После полутора часов наших притоптываний дверца, сверху донизу облитая кипятком из грелки, наконец открывается. Осталось завести двигатель. Чудеса ходят парами. Мотор пофыркал и загудел, на что сразу же откликнулось окно в доме рядом со стоянкой — вспыхнуло от негодования.
Ни одна дверца больше не поддалась. Пришлось мне перелезть через руль. Мы сидели в холодном салоне, ожидая, пока оттают стекла. В процессе ожидания всегда замечаешь всякие мелочи и уделяешь им повышенное внимание. Он выяснил, что непорядок с тормозами, не срабатывает ручник — машина не застывает на месте, а катится вперед, будто из духа противоречия.
Мне уже расхотелось
Вернулись на стоянку. И, открыв дверцы — после печки они разморозились, подождали, пока температура салона сравняется с температурой улицы. Подходя к подъезду, он заметил: «Говорил же, что дороги не будет». Я нервно хихикнула. Это было все, на что оказался способен мой застывший салон. Теперь его дверцы нуждались в грелке, спирте, зажигалке. Иначе ключ не повернется.
Поднялись в квартиру. Ложиться я отказалась, так как через два часа мне нужно выходить. Он составил мне бессонную компанию. А зря.

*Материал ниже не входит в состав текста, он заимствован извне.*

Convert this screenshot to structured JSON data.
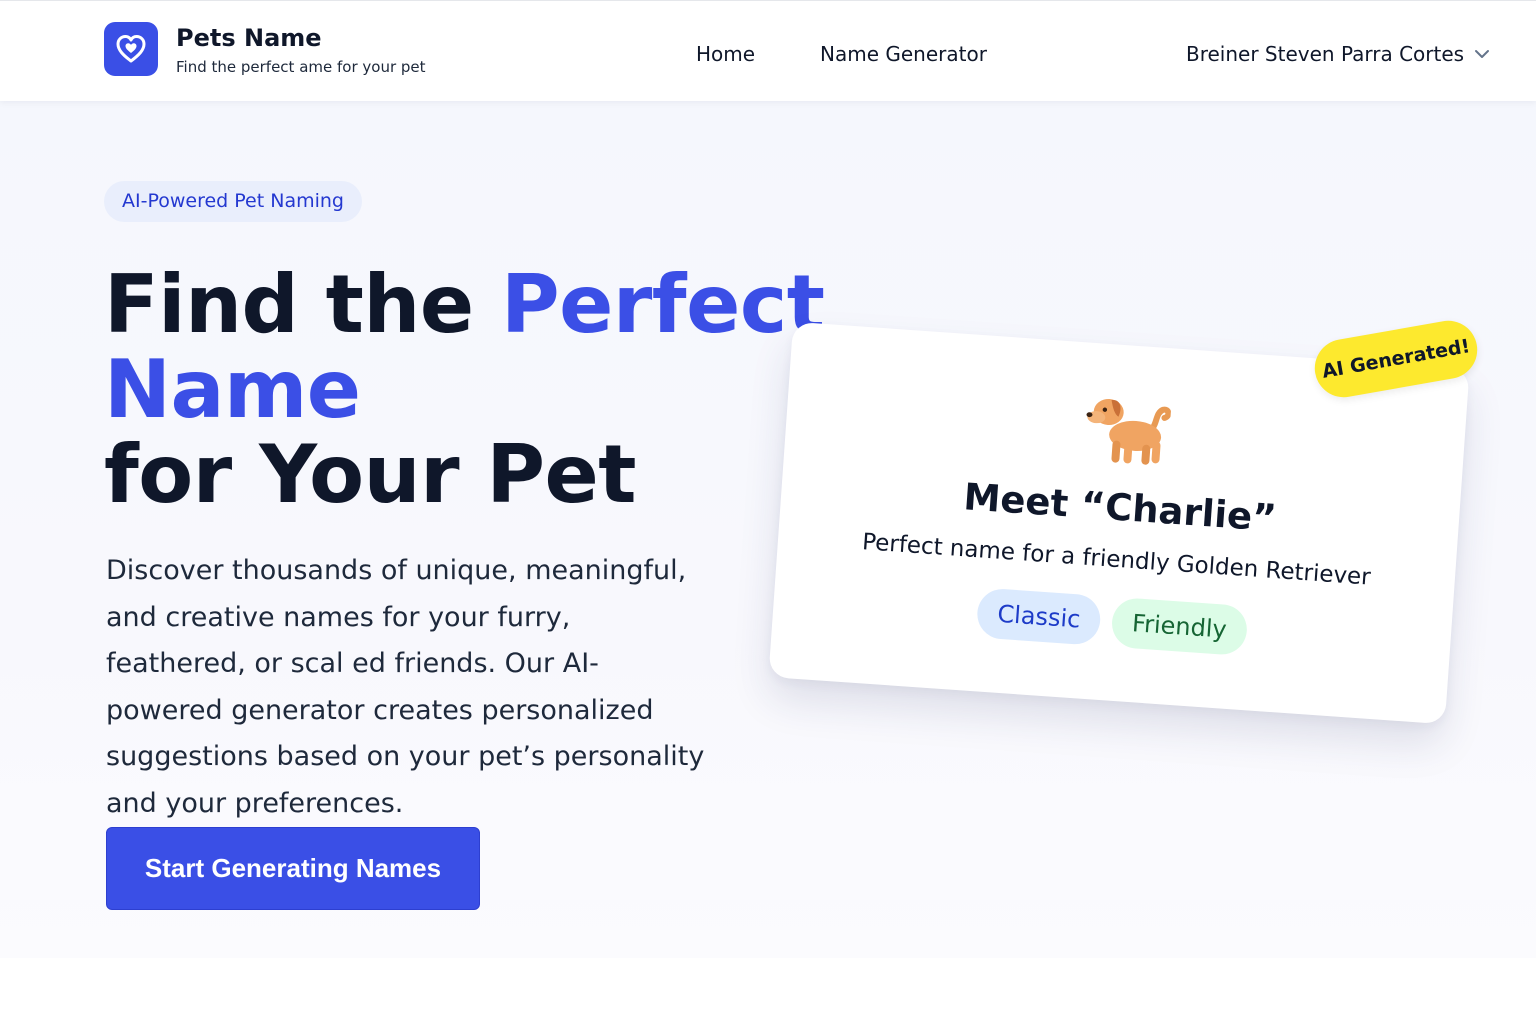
{
  "header": {
    "brand_title": "Pets Name",
    "brand_subtitle": "Find the perfect ame for your pet",
    "logo_icon": "heart-icon",
    "nav": [
      {
        "label": "Home"
      },
      {
        "label": "Name Generator"
      }
    ],
    "user_name": "Breiner Steven Parra Cortes",
    "user_menu_icon": "chevron-down-icon"
  },
  "hero": {
    "badge": "AI-Powered Pet Naming",
    "headline": {
      "part1": "Find the ",
      "part2": "Perfect",
      "part3": "Name",
      "part4": "for Your Pet"
    },
    "description": "Discover thousands of unique, meaningful, and creative names for your furry, feathered, or scal ed friends. Our AI-powered generator creates personalized suggestions based on your pet’s personality and your preferences.",
    "cta_label": "Start Generating Names"
  },
  "card": {
    "pet_icon": "dog-icon",
    "title": "Meet “Charlie”",
    "subtitle": "Perfect name for a friendly Golden Retriever",
    "tags": [
      "Classic",
      "Friendly"
    ],
    "ai_badge": "AI Generated!"
  },
  "colors": {
    "accent": "#3b4fe6",
    "badge_yellow": "#fde92e",
    "tag_classic_bg": "#dbeafe",
    "tag_friendly_bg": "#dcfce7"
  }
}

Потому что до 7 часов учил меня жизни, и мы говорили, не уступая друг другу: уступка казалась равносильной поражению, а поражаться не хотелось. Я сидела в позе сфинкса, загадку которого не разгадали. А он — в позе зевающего мужчины, который ждет, когда за мной можно будет закрыть дверь.
И он её закроет. Я спущусь на первый этаж и пойму, что забыла на батарее варежки. Поднимусь. Позвоню. Он уже успел надеть халат. Я заберу варежки. Покажу язык зеркалу, его зеркалу, ему покажу, чтобы дорога была, и наконец уйду. Усталая, замерзшая. «Приезжайте, я поставлю курицу».